A Few Key Wiki Features

  • Every version of every page is saved in the page History (anytime a user clicks Save), so it's easy to track changes and compare page versions. You can easily revert to an "old" page version if information is accidentally lost or changed in an unwanted way.
  • The History stores user information along with page revisions, which allows you to easily track and evaluate user (read: student) contributions.
  • A wiki's "permissions" may be set to Public, Protected or Private. Public - Anyone can view and edit the pages; Protected - Anyone can view the pages, but only approved members may edit pages; Private - Only approved members (who are logged in) can view or edit the pages.
  • A wiki site includes the ability to track page changes via email or an RSS feed. That's how Wikipedia vandalism/errors are corrected so quickly!
  • Most wikis include a Discussion feature for each page, allowing users to leave comments or discuss page contents.
  • Wikis use a very simple coding language called "Wikitext" or "Wiki Markup" to format the text, links and other content on the pages. Most users don't need to know about that, because they can use the Visual Editor (looks like the formatting toolbar in Word) to format their pages.

Why Wikis in Education?
Wikis encourage shared knowledge construction, as they are often built and edited by many users at once. Teachers and students can use wikis for publishing, organizing, and sharing virtually any kind of information – professional, creative or academic. Wikis are democratic tools that, implemented effectively, can enable students to take responsibility for learning outcomes, plan and make decisions, work together, publish to an audience beyond the classroom and, perhaps most importantly, teach others.

At is simplest, a wiki is a really easy way to make a website. At its most robust, a wiki is a collaborative, participatory, living, evolving content repository. (Of course, the quality of the content is what matters). Wikis can be used to support classroom learning, professional development, collaborative document writing, planning and resource-building. Essentially, a wiki is anything you want it to be.

Discovery Exercise

Check out the "educational" wikis below. Explore their organization and content. While there are essentially endless professional and administrative uses for wikis, I have slanted the selection towards those that include collaborative, student-produced content. As you look at the sites, consider how you might use a wiki to support student learning and/or your own teaching or professional goals. (I do not offer these up as the absolute best or most comprehensive wiki projects, just a variety of examples). Before you get started, read the task below, so you know what your blog post (http://richardsonbiology.edublogs.org) will require.

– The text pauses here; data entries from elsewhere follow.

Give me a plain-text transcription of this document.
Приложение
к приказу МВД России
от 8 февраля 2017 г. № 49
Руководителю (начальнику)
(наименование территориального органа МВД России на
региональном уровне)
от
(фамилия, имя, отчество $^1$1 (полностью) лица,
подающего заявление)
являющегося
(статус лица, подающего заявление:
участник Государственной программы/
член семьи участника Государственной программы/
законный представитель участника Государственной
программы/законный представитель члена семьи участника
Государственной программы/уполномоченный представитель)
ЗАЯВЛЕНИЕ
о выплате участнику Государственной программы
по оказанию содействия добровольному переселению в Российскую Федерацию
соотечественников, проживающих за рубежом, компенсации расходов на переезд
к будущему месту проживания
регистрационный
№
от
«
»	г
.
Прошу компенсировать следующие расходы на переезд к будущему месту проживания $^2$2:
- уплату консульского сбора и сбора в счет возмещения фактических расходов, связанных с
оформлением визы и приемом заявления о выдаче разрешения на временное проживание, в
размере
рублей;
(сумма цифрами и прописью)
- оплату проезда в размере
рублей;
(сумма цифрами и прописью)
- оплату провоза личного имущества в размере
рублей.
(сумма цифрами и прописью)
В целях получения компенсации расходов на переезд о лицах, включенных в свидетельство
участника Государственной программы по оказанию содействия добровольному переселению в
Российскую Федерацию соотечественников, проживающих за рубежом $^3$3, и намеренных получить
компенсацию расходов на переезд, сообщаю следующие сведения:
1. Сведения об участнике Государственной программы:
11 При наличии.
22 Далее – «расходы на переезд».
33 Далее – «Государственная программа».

  • Holocaust Wiki Project - AP World History students create "branching stories" about families in the Holocaust. "They have to come up with realistic decision points, describe the pros and cons, address the consequences of each decision, and fill it in with a narrative that reflects their research on the Holocaust." (Click Period 1, 2, 3 or 4 at the bottom of the page to view student projects).
  • 1001 Flat World Tales - An ongoing global writing workshop emphasizing peer editing and revision. The challenge: "You are a modern Scheherazade. You must tell an 'amazing' story that keeps your King interested in order to stay alive. You will have an advantage over Scheherezade, though: you can draft and revise your story until the 'King' -- three or four of your classmates -- judge your story is good enough to allow you to survive."
  • FHS Wolves Den - Site to support eleventh grade English and U.S. History classes. Hub for class lectures, essays, novels, projects, links, learning applications, discussions, and more.

Task

Go to your class blog, http://richardsonbiology.edublogs.org, and comment under the wiki post sharing your thoughts and observations about wikis in general and also the educational wiki projects you have explored. Provide details/examples from the wikis -- e.g. What did you notice about their organization, content, tools used, learning outcomes? What was missing? What could you do differently or better? In your post, please also share initial ideas you have for wiki use in the classroom or personal learning.